Architecte, docteur en urbanisme Gouvernance Urbaine et Territoires à l’INAU


Sanae.aljem@gmail.com

Sanae Aljem, « 100 ans d’urbanisation du littoral Casablancais », actes du colloque « 100 ans d’urbanisme
à Casablanca : 1914-2014 », Ecole d’Architecture de Casablanca, 2016

100 ans d’urbanisation du littoral de Casablanca :


Émergence des grands projets

Casablanca est la ville Marocaine qui a enregistré un développement des plus spectaculaires
durant le siècle dernier.

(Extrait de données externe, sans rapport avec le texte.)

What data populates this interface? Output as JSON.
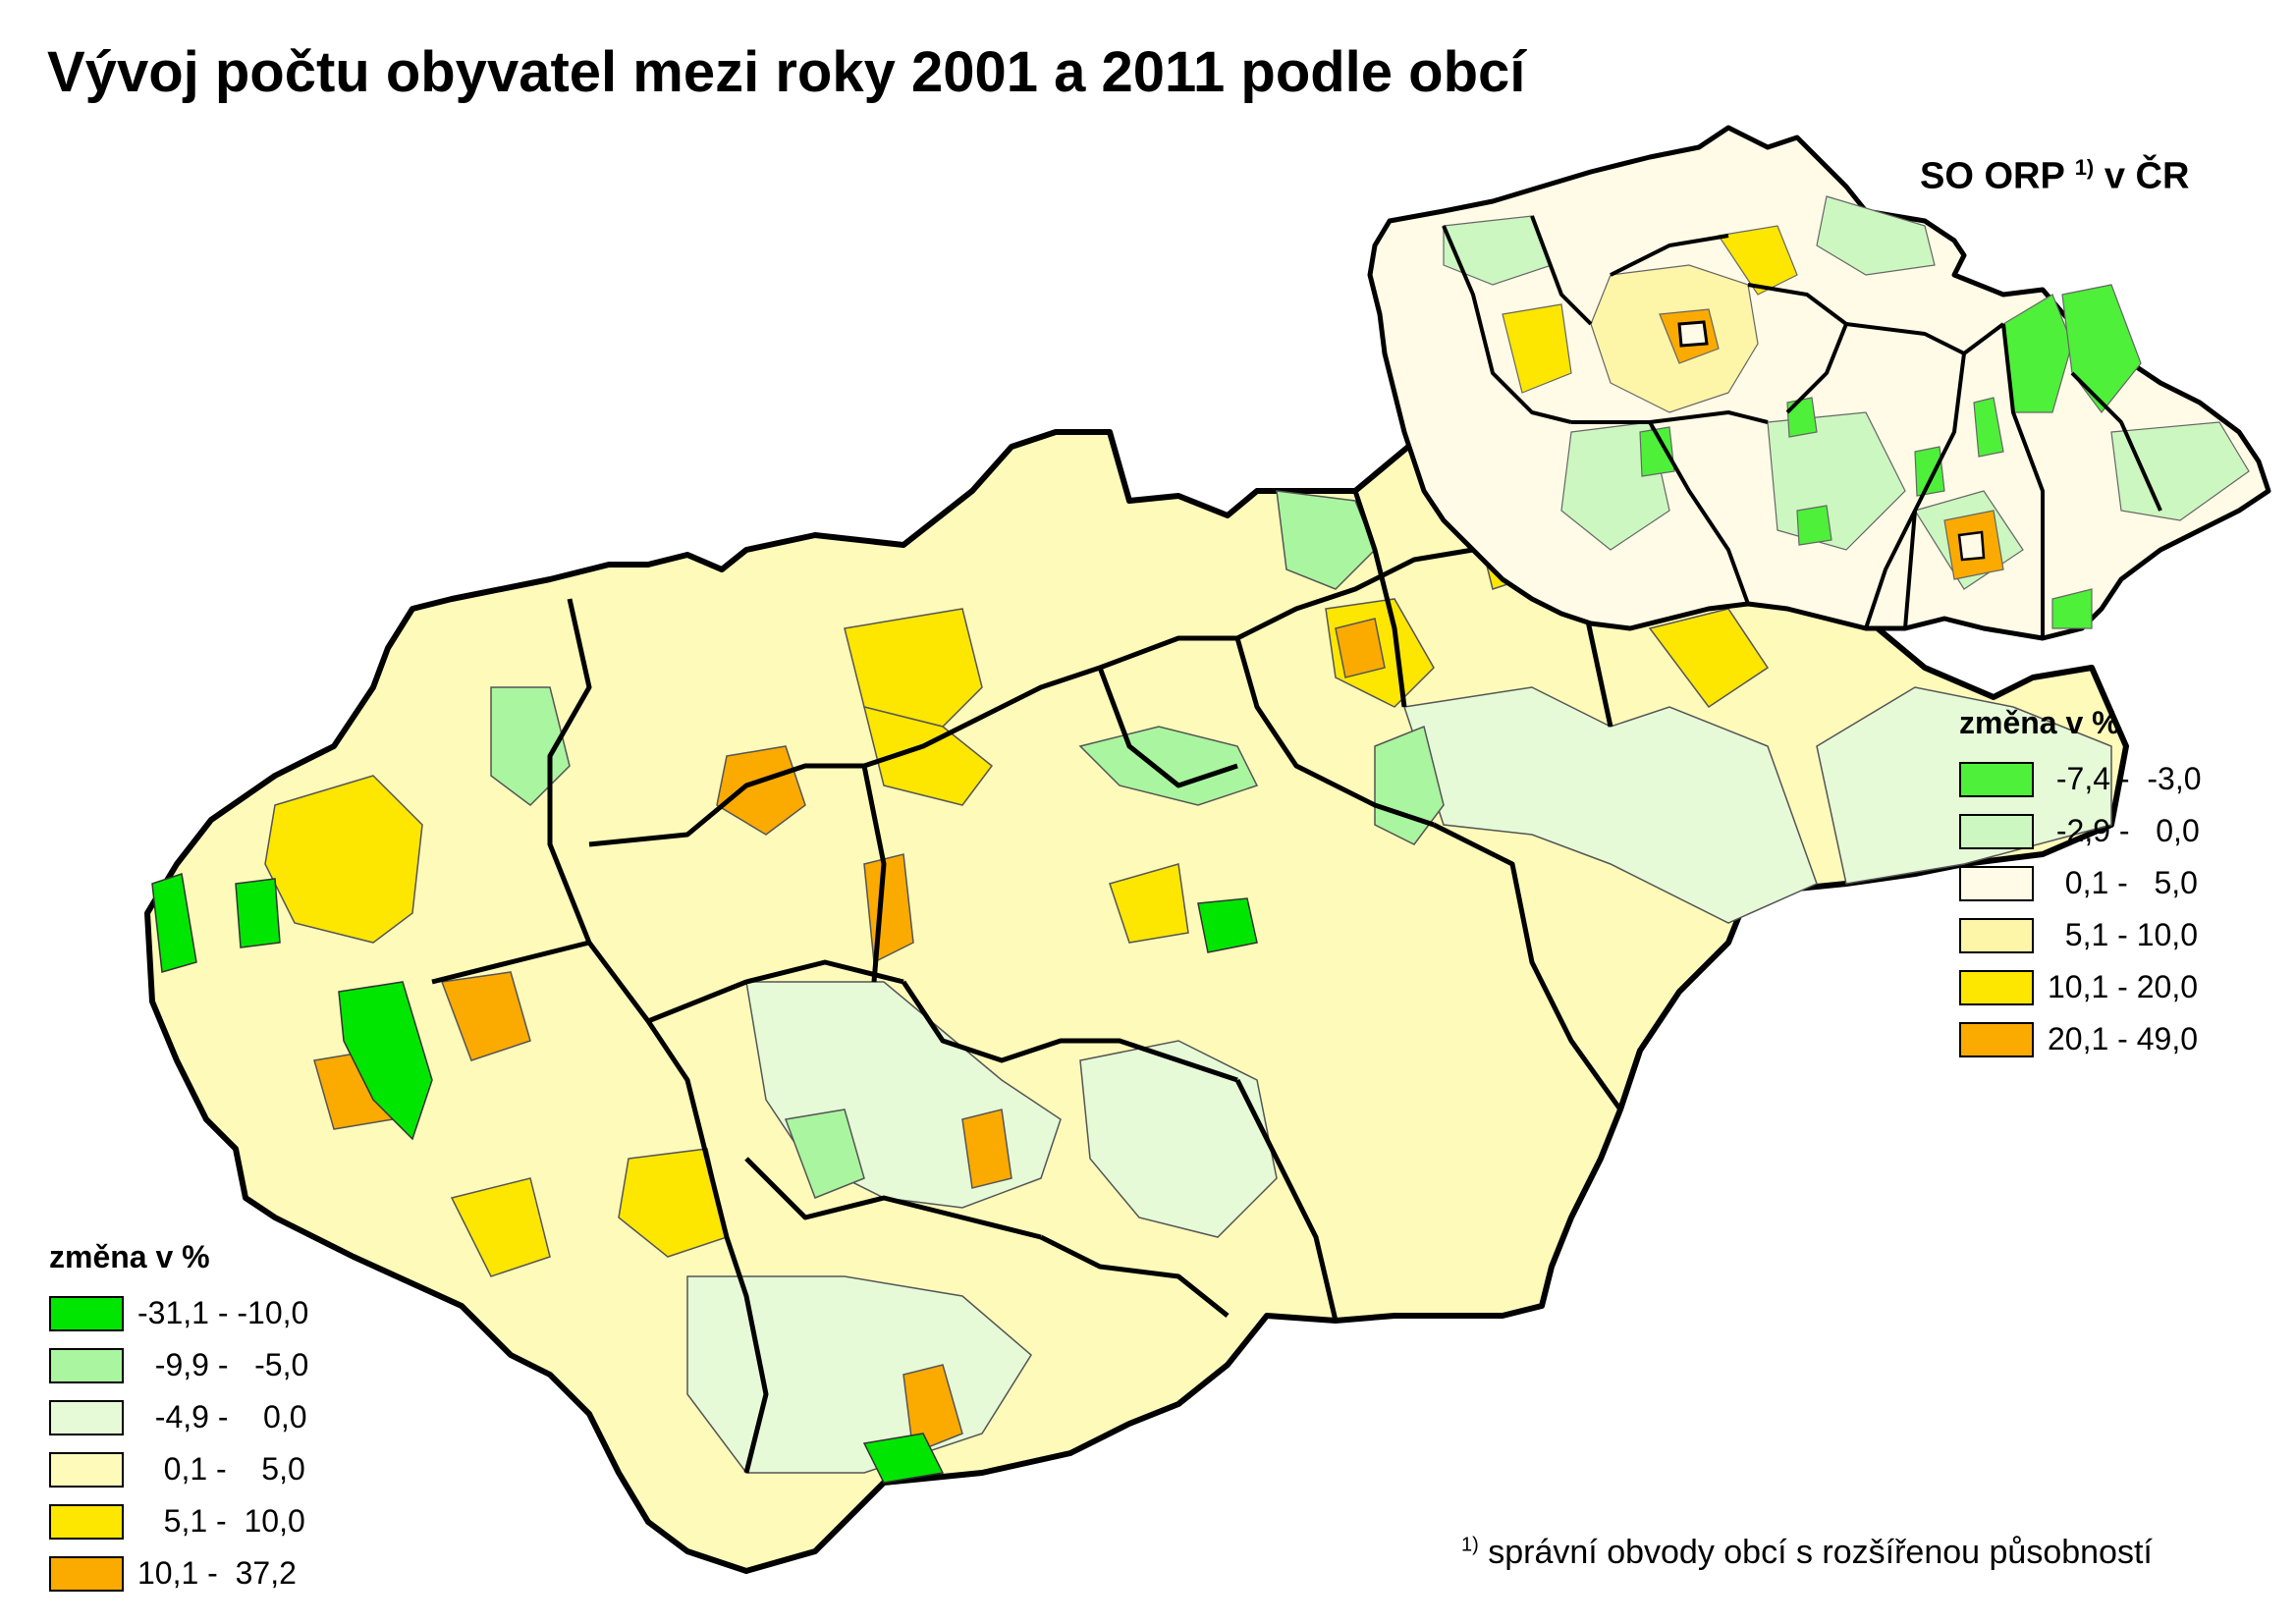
{
  "title": "Vývoj počtu obyvatel mezi roky 2001 a 2011 podle obcí",
  "inset": {
    "title_prefix": "SO ORP",
    "title_sup": "1)",
    "title_suffix": "v ČR"
  },
  "legend_main": {
    "heading": "změna v %",
    "items": [
      {
        "label": "-31,1 - -10,0",
        "color": "#00e600"
      },
      {
        "label": "  -9,9 -   -5,0",
        "color": "#aaf5a0"
      },
      {
        "label": "  -4,9 -    0,0",
        "color": "#e6fad8"
      },
      {
        "label": "   0,1 -    5,0",
        "color": "#fdfaba"
      },
      {
        "label": "   5,1 -  10,0",
        "color": "#fde600"
      },
      {
        "label": "10,1 -  37,2",
        "color": "#fbaa00"
      }
    ]
  },
  "legend_inset": {
    "heading": "změna v %",
    "items": [
      {
        "label": " -7,4 -  -3,0",
        "color": "#4ef03a"
      },
      {
        "label": " -2,9 -   0,0",
        "color": "#ccf7c0"
      },
      {
        "label": "  0,1 -   5,0",
        "color": "#fffbe6"
      },
      {
        "label": "  5,1 - 10,0",
        "color": "#fdf5a8"
      },
      {
        "label": "10,1 - 20,0",
        "color": "#fde600"
      },
      {
        "label": "20,1 - 49,0",
        "color": "#fbaa00"
      }
    ]
  },
  "footnote": {
    "sup": "1)",
    "text": "správní obvody obcí s rozšířenou působností"
  }
}
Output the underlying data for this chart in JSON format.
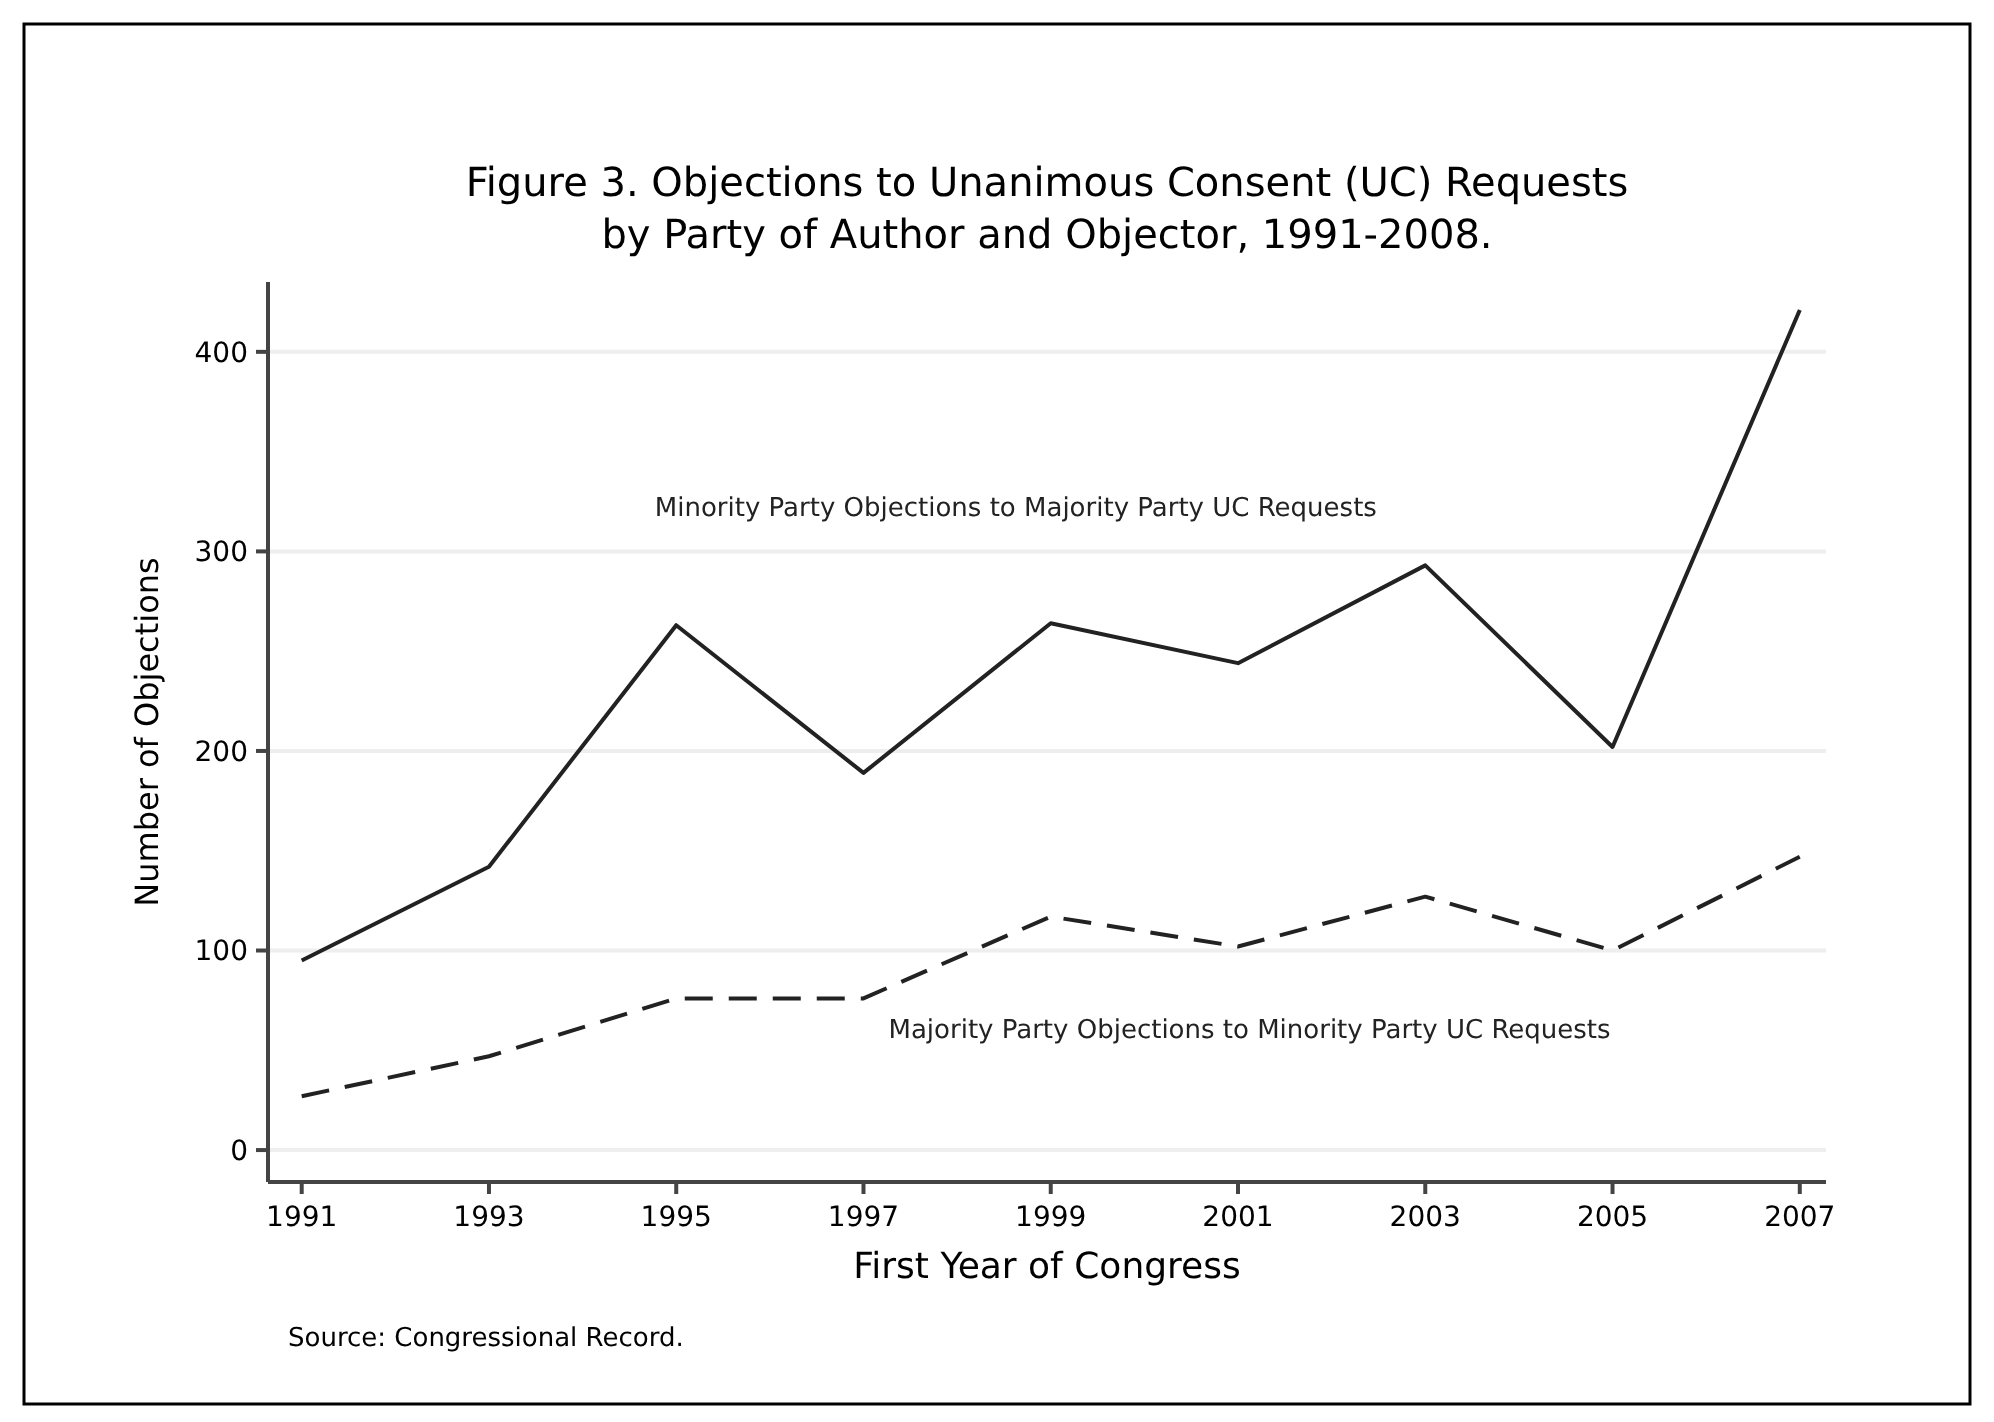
{
  "chart_data": {
    "type": "line",
    "title": "Figure 3.  Objections to Unanimous Consent (UC) Requests",
    "subtitle": "by Party of Author and Objector, 1991-2008.",
    "xlabel": "First Year of Congress",
    "ylabel": "Number of Objections",
    "annotations": [
      "Source: Congressional Record."
    ],
    "x": [
      1991,
      1993,
      1995,
      1997,
      1999,
      2001,
      2003,
      2005,
      2007
    ],
    "series": [
      {
        "name": "Minority Party Objections to Majority Party UC Requests",
        "color": "#222222",
        "line_style": "solid",
        "values": [
          95,
          142,
          263,
          189,
          264,
          244,
          293,
          202,
          421
        ]
      },
      {
        "name": "Majority Party Objections to Minority Party UC Requests",
        "color": "#222222",
        "line_style": "dashed",
        "values": [
          27,
          47,
          76,
          76,
          117,
          102,
          127,
          100,
          147
        ]
      }
    ],
    "xlim": [
      1990.64,
      2007.28
    ],
    "ylim": [
      -16,
      435
    ],
    "xticks": [
      1991,
      1993,
      1995,
      1997,
      1999,
      2001,
      2003,
      2005,
      2007
    ],
    "yticks": [
      0,
      100,
      200,
      300,
      400
    ],
    "grid": "y",
    "marker": "none"
  }
}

Cette ville qui jadis n’avait rien de comparable aux villes Marocaines
impériales telles que Fès, Marrakech et Meknès en termes de populations, d’activités et
d’architecture, est aujourd’hui la première métropole du Maroc et son véritable cœur
économique. Ce grand dynamisme est fortement lié au processus d’industrialisation de la ville
et au port, qui n’a cessé d’évoluer au fil des années et de s’adapter aux dernières exigences en
termes d’infrastructure et d’équipement modernes.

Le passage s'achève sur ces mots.